Companies are taking notice. They see that the “fate of any multibillion-dollar deal is going to run through the Oval Office.”

Right now, Warner Brothers is up for sale, and the two biggest bidders, Netflix and Larry Ellison’s Paramount are doing all they can to get the White House to favor their buyout over another. 

Paramount is going to the White House and hanging out in the presidential box at the Kennedy Center. President Trump promised “sweeping” changes to CNN after he renewed his longstanding criticism of the news channel. Not to be outdone, Netflix executives have also paid homage to the president and visited the White House in recent days. 

Americans of both parties see this and they don’t like it.
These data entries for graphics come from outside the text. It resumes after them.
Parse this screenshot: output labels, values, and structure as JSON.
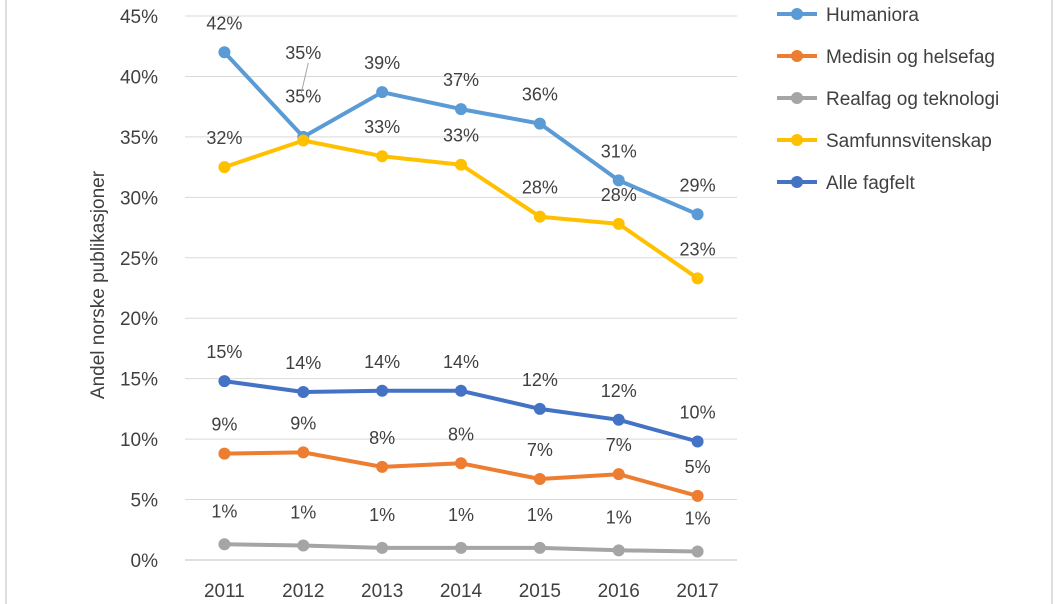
{
  "chart_data": {
    "type": "line",
    "ylabel": "Andel norske publikasjoner",
    "xlabel": "",
    "x": [
      "2011",
      "2012",
      "2013",
      "2014",
      "2015",
      "2016",
      "2017"
    ],
    "yticks": [
      "0%",
      "5%",
      "10%",
      "15%",
      "20%",
      "25%",
      "30%",
      "35%",
      "40%",
      "45%"
    ],
    "ylim": [
      0,
      45
    ],
    "grid": true,
    "legend_position": "right",
    "series": [
      {
        "name": "Humaniora",
        "color": "#5B9BD5",
        "values": [
          42,
          35,
          38.7,
          37.3,
          36.1,
          31.4,
          28.6
        ],
        "labels": [
          "42%",
          "35%",
          "39%",
          "37%",
          "36%",
          "31%",
          "29%"
        ]
      },
      {
        "name": "Medisin og helsefag",
        "color": "#ED7D31",
        "values": [
          8.8,
          8.9,
          7.7,
          8.0,
          6.7,
          7.1,
          5.3
        ],
        "labels": [
          "9%",
          "9%",
          "8%",
          "8%",
          "7%",
          "7%",
          "5%"
        ]
      },
      {
        "name": "Realfag og teknologi",
        "color": "#A5A5A5",
        "values": [
          1.3,
          1.2,
          1.0,
          1.0,
          1.0,
          0.8,
          0.7
        ],
        "labels": [
          "1%",
          "1%",
          "1%",
          "1%",
          "1%",
          "1%",
          "1%"
        ]
      },
      {
        "name": "Samfunnsvitenskap",
        "color": "#FFC000",
        "values": [
          32.5,
          34.7,
          33.4,
          32.7,
          28.4,
          27.8,
          23.3
        ],
        "labels": [
          "32%",
          "35%",
          "33%",
          "33%",
          "28%",
          "28%",
          "23%"
        ]
      },
      {
        "name": "Alle fagfelt",
        "color": "#4472C4",
        "values": [
          14.8,
          13.9,
          14.0,
          14.0,
          12.5,
          11.6,
          9.8
        ],
        "labels": [
          "15%",
          "14%",
          "14%",
          "14%",
          "12%",
          "12%",
          "10%"
        ]
      }
    ]
  }
}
They want us to fight back. We should be doing all we can to address the real and present dangers that monopolies, especially media and tech monopolies, pose to our markets, our wallets, to consumers, to competitors, and to our democracy. 

Big Tech and big media are more than happy to pay to get their mega-merger approved or evidence against them thrown out.
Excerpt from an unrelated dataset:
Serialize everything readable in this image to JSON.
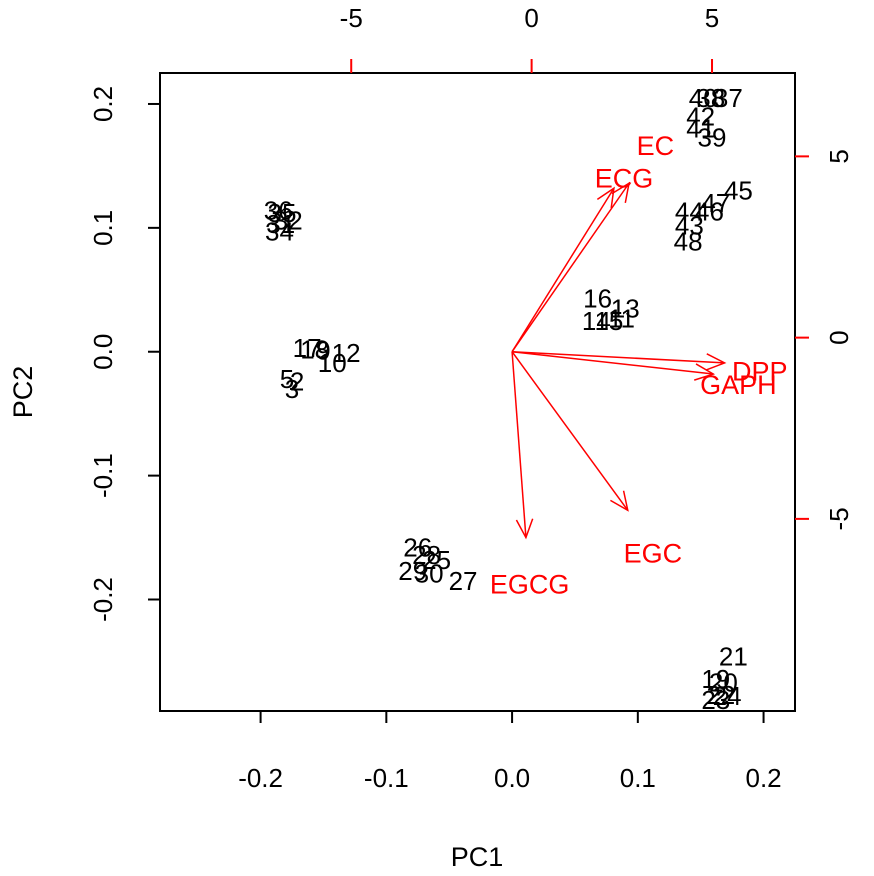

They close deals that lead to even more private economic power and control over what we watch, what we buy, what we see, and what we hear.

Our Chair, Jim Jordan, has long opposed bipartisan antitrust bills aimed at reining in giant tech companies and cracking down on their abusive business practices. In 2021, when we advanced bipartisan tech antitrust bills, he called them “democrat bills” despite the support the bills continue to have from Republicans like Senators Grassley, Lee, and Blackburn.

And now we are supposed to beat up on other countries for doing what we attempted to do? Give me a break.

Big Tech money, secret million-dollar donations, and back-room deals cannot be how this country enforces the law. We must fight against monopolies wherever we find them. AND we cannot and should not criticize other nations for addressing the Big Tech’s global harms.

I call on my colleagues to join me in standing up for the rule of law. For antitrust and competition laws to be enforced on the merits and the facts, not handshakes, favors, and pay-for-play schemes. 

I look forward to hearing from our witness, Professor Roger Alford, about how far we have perverted the rule of law and what we must do to ensure that transparency, accountability, and justice rule the day.